I was watching a promotional video for a leadership conference taking place in Atlanta later this year, and one sound bite from one of the speakers was something that you frequently hear from many a pulpit on any given Sunday: “At the end of your life, you will give an account…”
I personally can’t think of a more horrifying thought.
This is often used in conjunction with the equally terrifying phrase, “God looks at the heart.” I really don’t want God looking at my heart. It’s dark in there.
Most of us, if ever called to describe ourselves think, “I’m a good person, I don’t insert evil act here or insert heinous thought here”. But the truth is, we are evil. At our core, we are dark miserable sinners in need of a perfect Saviour.
God Demands Perfect Obedience
It’s not easy to think about, but God is holy and He demands perfect obedience… one little slip up and it’s over. You’re done. You can’t make it right.
And to make things worse, according to Jesus, if we even think something evil we are guilty of commiting the sin, whether we actually do it or not.
This is bad… really bad. I can’t make it through an hour without thinking something sinful whether it’s thoughts of rage, neglect, violence, lust… it’s exhausting. I can’t do it.
A friend of mine was invited to a Thanksgiving dinner. There were many guests from varying Christian traditions, and soon conversation turned to the topic of salvation and good works. Are good works necessary for salvation? One dinner guest was adamant that good works were necessary for maintaining salvation, to which my friend concluded, “Welp… hope I don’t die on a bad day.”
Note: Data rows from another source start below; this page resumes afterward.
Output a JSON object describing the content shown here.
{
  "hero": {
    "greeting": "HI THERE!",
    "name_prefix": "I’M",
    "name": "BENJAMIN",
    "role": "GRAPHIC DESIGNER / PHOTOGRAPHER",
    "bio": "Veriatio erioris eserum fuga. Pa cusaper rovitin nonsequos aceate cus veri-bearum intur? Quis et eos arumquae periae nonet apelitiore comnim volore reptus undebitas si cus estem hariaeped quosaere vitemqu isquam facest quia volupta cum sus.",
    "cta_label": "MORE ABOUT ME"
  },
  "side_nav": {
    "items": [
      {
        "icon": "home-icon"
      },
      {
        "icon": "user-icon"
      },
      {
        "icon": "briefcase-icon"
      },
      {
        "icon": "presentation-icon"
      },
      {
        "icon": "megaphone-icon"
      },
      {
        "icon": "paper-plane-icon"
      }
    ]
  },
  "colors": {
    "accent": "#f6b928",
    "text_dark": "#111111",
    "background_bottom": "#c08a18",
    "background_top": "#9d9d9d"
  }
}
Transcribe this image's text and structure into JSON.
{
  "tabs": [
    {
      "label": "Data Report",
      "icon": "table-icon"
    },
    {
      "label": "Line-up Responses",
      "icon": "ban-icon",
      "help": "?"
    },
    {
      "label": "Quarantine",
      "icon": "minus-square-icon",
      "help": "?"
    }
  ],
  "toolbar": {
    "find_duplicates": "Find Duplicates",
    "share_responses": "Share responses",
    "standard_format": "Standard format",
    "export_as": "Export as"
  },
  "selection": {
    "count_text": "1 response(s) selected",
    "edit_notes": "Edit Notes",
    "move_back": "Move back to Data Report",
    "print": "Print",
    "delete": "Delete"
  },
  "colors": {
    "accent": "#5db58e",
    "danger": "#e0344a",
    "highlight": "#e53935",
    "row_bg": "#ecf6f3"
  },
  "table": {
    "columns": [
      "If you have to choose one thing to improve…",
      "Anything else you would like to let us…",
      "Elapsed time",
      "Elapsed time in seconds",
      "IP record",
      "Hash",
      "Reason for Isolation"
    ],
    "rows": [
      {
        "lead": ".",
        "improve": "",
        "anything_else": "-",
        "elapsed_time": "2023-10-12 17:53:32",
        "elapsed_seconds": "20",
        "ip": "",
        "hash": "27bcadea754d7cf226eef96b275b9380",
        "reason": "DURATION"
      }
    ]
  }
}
I love that story, but I only bring it up now to point out that last line: if we have to give an account at the end of our life, what if we die on a bad day? What could you possibly have ever done to make up for some of the really bad days in your life? Our own righteousness is as filthy rags before God, so what would an account of our life mean?
Is Giving an Account of our Life Biblical?
I’m not denying that we will have to give an account for our life. Romans 14:12 makes it clear that we will, but what chapter 14 is also trying to make clear is we’re all in an equal amount of trouble. Don’t judge your brother for what he does or doesn’t do because you’re in as much trouble as he is.
So what of the account we’ll have to give? If you or I try to stand on our own righteousness as we give an account to God for our life, we will be found wanting. Martin Luther said, the saint and the sinner approach God shoulder to shoulder. The only difference for saints is our sins have been placed on Christ, and his righteousness is imputed to us. Clothed in Christ, let us stand, weak and trembling, with St. Paul and make our account be: I know nothing but Christ, and him crucified.
Why be concerned with good works at all then? Why be concerned with our talents? God doesn’t need our good works… our neighbor does. Christ died for you when you were dead in your trespasses and sins, and you needed a saviour. Now go and feed your neighbor because he is hungry; clothe him because he is naked; care for him because he is orphaned or widowed.
And be sure to go to church as often as you can (at least once a week) to receive Jesus in His Word and Sacrament for the forgiveness of your sins, and rest on the cross of Christ rather than your personal account to God for your life.